IT Best Practices

3 April 2025

Why Does IT Due Diligence Matter?

Why IT Due Diligence Matters: It’s not Friday night take-away

Choosing an IT service provider isn’t as simple as picking a takeaway for Friday night. IT service providers have intimate access to your data, systems and people.

That’s where due diligence comes in. Before signing on the dotted line, you need to be sure your IT suppliers are up to scratch. If your supplier isn’t how will they be able to help you get your systems and IT lined-up?

What’s the Big Deal with IT Due Diligence?

If you don’t do your homework, you might end up with an IT provider that doesn’t take security seriously. This can leave your data at risk. Worse still, non-compliance with industry regulations could land your company in legal or reputational trouble.
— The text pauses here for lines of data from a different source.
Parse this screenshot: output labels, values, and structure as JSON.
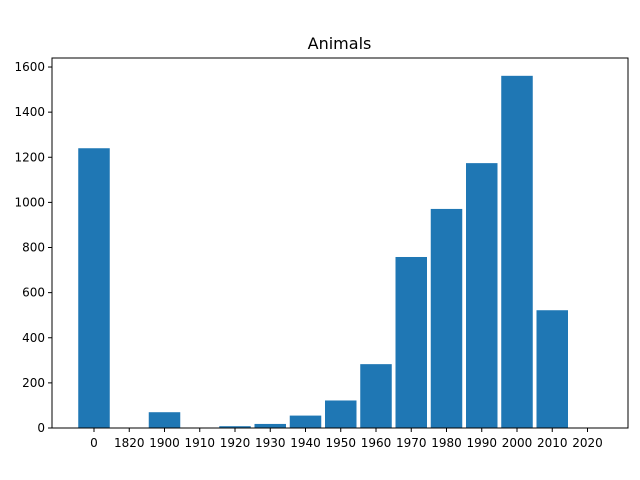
{
  "chart_data": {
    "type": "bar",
    "title": "Animals",
    "xlabel": "",
    "ylabel": "",
    "categories": [
      "0",
      "1820",
      "1900",
      "1910",
      "1920",
      "1930",
      "1940",
      "1950",
      "1960",
      "1970",
      "1980",
      "1990",
      "2000",
      "2010",
      "2020"
    ],
    "values": [
      1240,
      0,
      70,
      0,
      8,
      18,
      55,
      122,
      283,
      758,
      971,
      1174,
      1561,
      522,
      0
    ],
    "ylim": [
      0,
      1640
    ],
    "yticks": [
      0,
      200,
      400,
      600,
      800,
      1000,
      1200,
      1400,
      1600
    ],
    "grid": false,
    "legend": "none",
    "bar_color": "#1f77b4"
  }
}
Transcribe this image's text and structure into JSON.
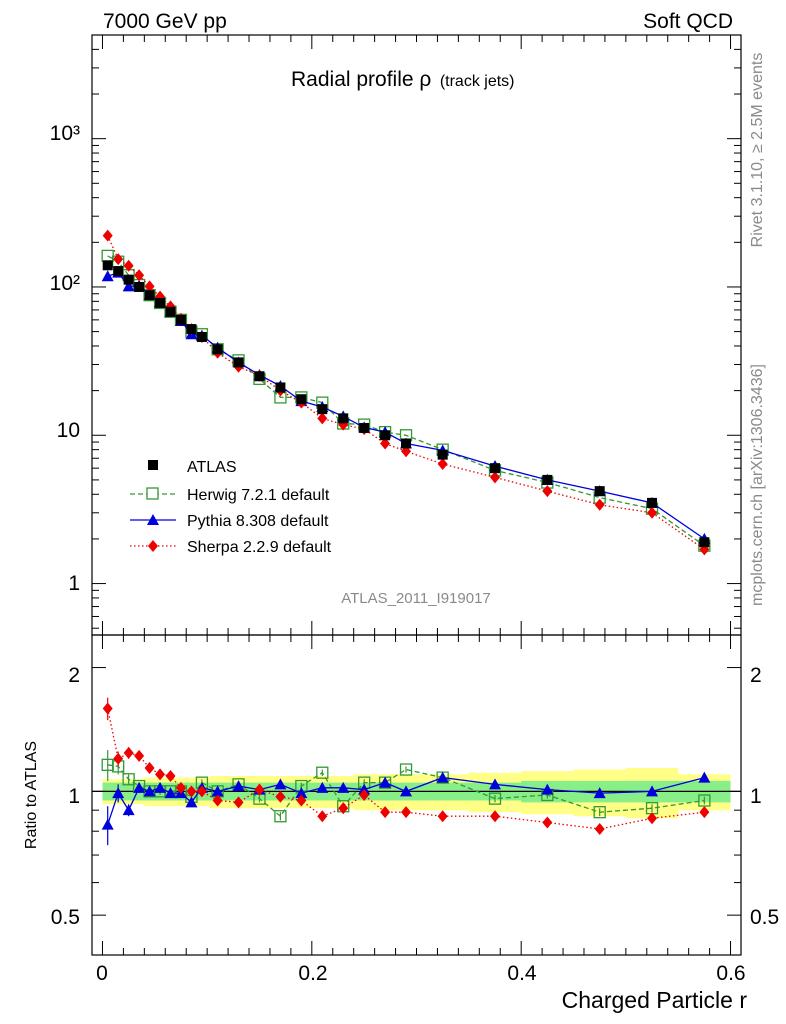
{
  "header": {
    "left": "7000 GeV pp",
    "right": "Soft QCD"
  },
  "title": {
    "main": "Radial profile ρ",
    "sub": "(track jets)"
  },
  "side_labels": {
    "top": "Rivet 3.1.10, ≥ 2.5M events",
    "bottom": "mcplots.cern.ch [arXiv:1306.3436]"
  },
  "analysis_id": "ATLAS_2011_I919017",
  "legend": [
    {
      "label": "ATLAS",
      "color": "#000000",
      "marker": "filled-square",
      "line": "none"
    },
    {
      "label": "Herwig 7.2.1 default",
      "color": "#339933",
      "marker": "open-square",
      "line": "dashed"
    },
    {
      "label": "Pythia 8.308 default",
      "color": "#0000dd",
      "marker": "filled-triangle",
      "line": "solid"
    },
    {
      "label": "Sherpa 2.2.9 default",
      "color": "#ee0000",
      "marker": "filled-diamond",
      "line": "dotted"
    }
  ],
  "top_ticks": [
    "1",
    "10",
    "10²",
    "10³"
  ],
  "ratio_ticks": [
    "0.5",
    "1",
    "2"
  ],
  "x_ticks": [
    "0",
    "0.2",
    "0.4",
    "0.6"
  ],
  "ratio_ylabel": "Ratio to ATLAS",
  "xlabel": "Charged Particle r",
  "chart_data": {
    "type": "line",
    "x": [
      0.005,
      0.015,
      0.025,
      0.035,
      0.045,
      0.055,
      0.065,
      0.075,
      0.085,
      0.095,
      0.11,
      0.13,
      0.15,
      0.17,
      0.19,
      0.21,
      0.23,
      0.25,
      0.27,
      0.29,
      0.325,
      0.375,
      0.425,
      0.475,
      0.525,
      0.575
    ],
    "xlim": [
      -0.01,
      0.61
    ],
    "main_panel": {
      "ylog": true,
      "ylim": [
        0.45,
        5000
      ],
      "series": [
        {
          "name": "ATLAS",
          "values": [
            140,
            128,
            112,
            100,
            88,
            78,
            68,
            60,
            52,
            46,
            38,
            31,
            25,
            21,
            17.5,
            15,
            13,
            11.2,
            10,
            8.8,
            7.4,
            6,
            5,
            4.2,
            3.5,
            1.9
          ]
        },
        {
          "name": "Herwig 7.2.1 default",
          "values": [
            162,
            148,
            120,
            103,
            88,
            78,
            68,
            60,
            50,
            48,
            38,
            32,
            24,
            18,
            18,
            16.6,
            12,
            11.8,
            10.5,
            10,
            8,
            5.8,
            4.8,
            3.8,
            3.2,
            1.8
          ]
        },
        {
          "name": "Pythia 8.308 default",
          "values": [
            118,
            125,
            101,
            102,
            89,
            79,
            68,
            59,
            48,
            47,
            39,
            31,
            25.5,
            21.5,
            17,
            15.5,
            13.4,
            11.3,
            10.5,
            8.8,
            7.9,
            6.2,
            5,
            4.2,
            3.5,
            2
          ]
        },
        {
          "name": "Sherpa 2.2.9 default",
          "values": [
            222,
            154,
            139,
            120,
            101,
            86,
            74,
            61,
            52,
            46,
            36,
            29,
            25.2,
            20,
            16.6,
            13,
            11.8,
            11,
            8.8,
            7.8,
            6.4,
            5.2,
            4.2,
            3.4,
            3,
            1.7
          ]
        }
      ]
    },
    "ratio_panel": {
      "ylog": true,
      "ylim": [
        0.4,
        2.4
      ],
      "reference_line": 1,
      "uncertainty_bands": {
        "inner_half_width": [
          0.05,
          0.05,
          0.05,
          0.05,
          0.05,
          0.05,
          0.05,
          0.05,
          0.05,
          0.05,
          0.05,
          0.05,
          0.05,
          0.05,
          0.05,
          0.05,
          0.05,
          0.05,
          0.05,
          0.05,
          0.05,
          0.05,
          0.06,
          0.06,
          0.06,
          0.06
        ],
        "outer_half_width": [
          0.07,
          0.07,
          0.07,
          0.07,
          0.08,
          0.08,
          0.08,
          0.08,
          0.08,
          0.08,
          0.09,
          0.09,
          0.09,
          0.09,
          0.09,
          0.09,
          0.09,
          0.1,
          0.1,
          0.1,
          0.1,
          0.11,
          0.12,
          0.13,
          0.14,
          0.1
        ]
      },
      "series": [
        {
          "name": "Herwig 7.2.1 default",
          "values": [
            1.16,
            1.15,
            1.07,
            1.03,
            1.0,
            1.0,
            1.0,
            1.0,
            0.97,
            1.05,
            1.0,
            1.04,
            0.96,
            0.87,
            1.03,
            1.11,
            0.92,
            1.05,
            1.05,
            1.13,
            1.08,
            0.96,
            0.98,
            0.89,
            0.91,
            0.95
          ],
          "errors": [
            0.1,
            0.05,
            0.03,
            0.02,
            0.02,
            0.02,
            0.02,
            0.02,
            0.02,
            0.02,
            0.02,
            0.02,
            0.02,
            0.02,
            0.02,
            0.02,
            0.02,
            0.02,
            0.02,
            0.02,
            0.02,
            0.02,
            0.02,
            0.02,
            0.02,
            0.02
          ]
        },
        {
          "name": "Pythia 8.308 default",
          "values": [
            0.83,
            0.99,
            0.9,
            1.02,
            1.0,
            1.02,
            0.99,
            0.99,
            0.94,
            1.02,
            1.0,
            1.03,
            1.01,
            1.04,
            0.99,
            1.02,
            1.02,
            1.01,
            1.05,
            1.0,
            1.08,
            1.04,
            1.01,
            0.99,
            1.0,
            1.08
          ],
          "errors": [
            0.09,
            0.05,
            0.03,
            0.02,
            0.02,
            0.02,
            0.02,
            0.02,
            0.02,
            0.02,
            0.02,
            0.02,
            0.02,
            0.02,
            0.02,
            0.02,
            0.02,
            0.02,
            0.02,
            0.02,
            0.02,
            0.02,
            0.02,
            0.02,
            0.02,
            0.03
          ]
        },
        {
          "name": "Sherpa 2.2.9 default",
          "values": [
            1.59,
            1.2,
            1.24,
            1.22,
            1.14,
            1.1,
            1.09,
            1.02,
            1.0,
            1.0,
            0.95,
            0.94,
            1.01,
            0.97,
            0.95,
            0.87,
            0.91,
            0.98,
            0.89,
            0.89,
            0.87,
            0.87,
            0.84,
            0.81,
            0.86,
            0.89
          ],
          "errors": [
            0.1,
            0.05,
            0.04,
            0.03,
            0.03,
            0.02,
            0.02,
            0.02,
            0.02,
            0.02,
            0.02,
            0.02,
            0.02,
            0.02,
            0.02,
            0.02,
            0.02,
            0.02,
            0.02,
            0.02,
            0.02,
            0.02,
            0.02,
            0.02,
            0.02,
            0.02
          ]
        }
      ]
    }
  }
}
IT Certifications to Look Out For

So, how do you separate the pros from the amateurs? Certifications! Exciting! Here are some key ones to check for:

1. ISO 27001 – It proves that the supplier has a solid Information Security Management System (ISMS) in place, which means they take cybersecurity seriously. Its audited regularly and is a serious commitment to security.

2. ISO 9001 – All about quality management. If a supplier has this, it means they have consistent processes and are committed to improving the quality of their service.
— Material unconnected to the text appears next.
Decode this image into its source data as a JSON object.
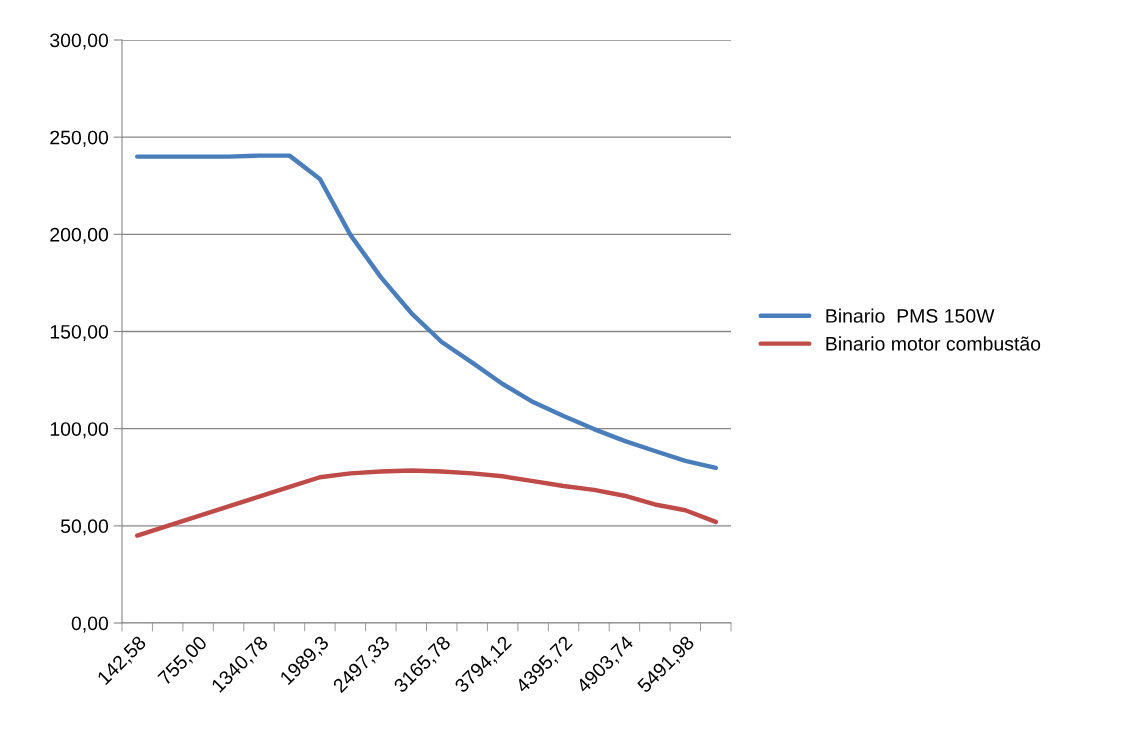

3. ISO 20000 – Specifically for IT service management. This standard ensures they follow best practices in IT operations, meaning fewer headaches for you.

4. Cyber Essentials & Cyber Essentials Plus – These are UK government-backed schemes that help businesses guard against common cyber threats. For an IT business this is really an entry level requirement these days – its low-cost and straight forward to get.

Final Thoughts

Skipping due diligence might feel like a way to get on with your day job – you’ve always ordered that burger-and-fries off the menu why shouldn’t you do it again? However, the IT environment is rapidly changing – working with a provider that is showing a commitment to their own security and IT systems is the way to start getting your own systems into shape.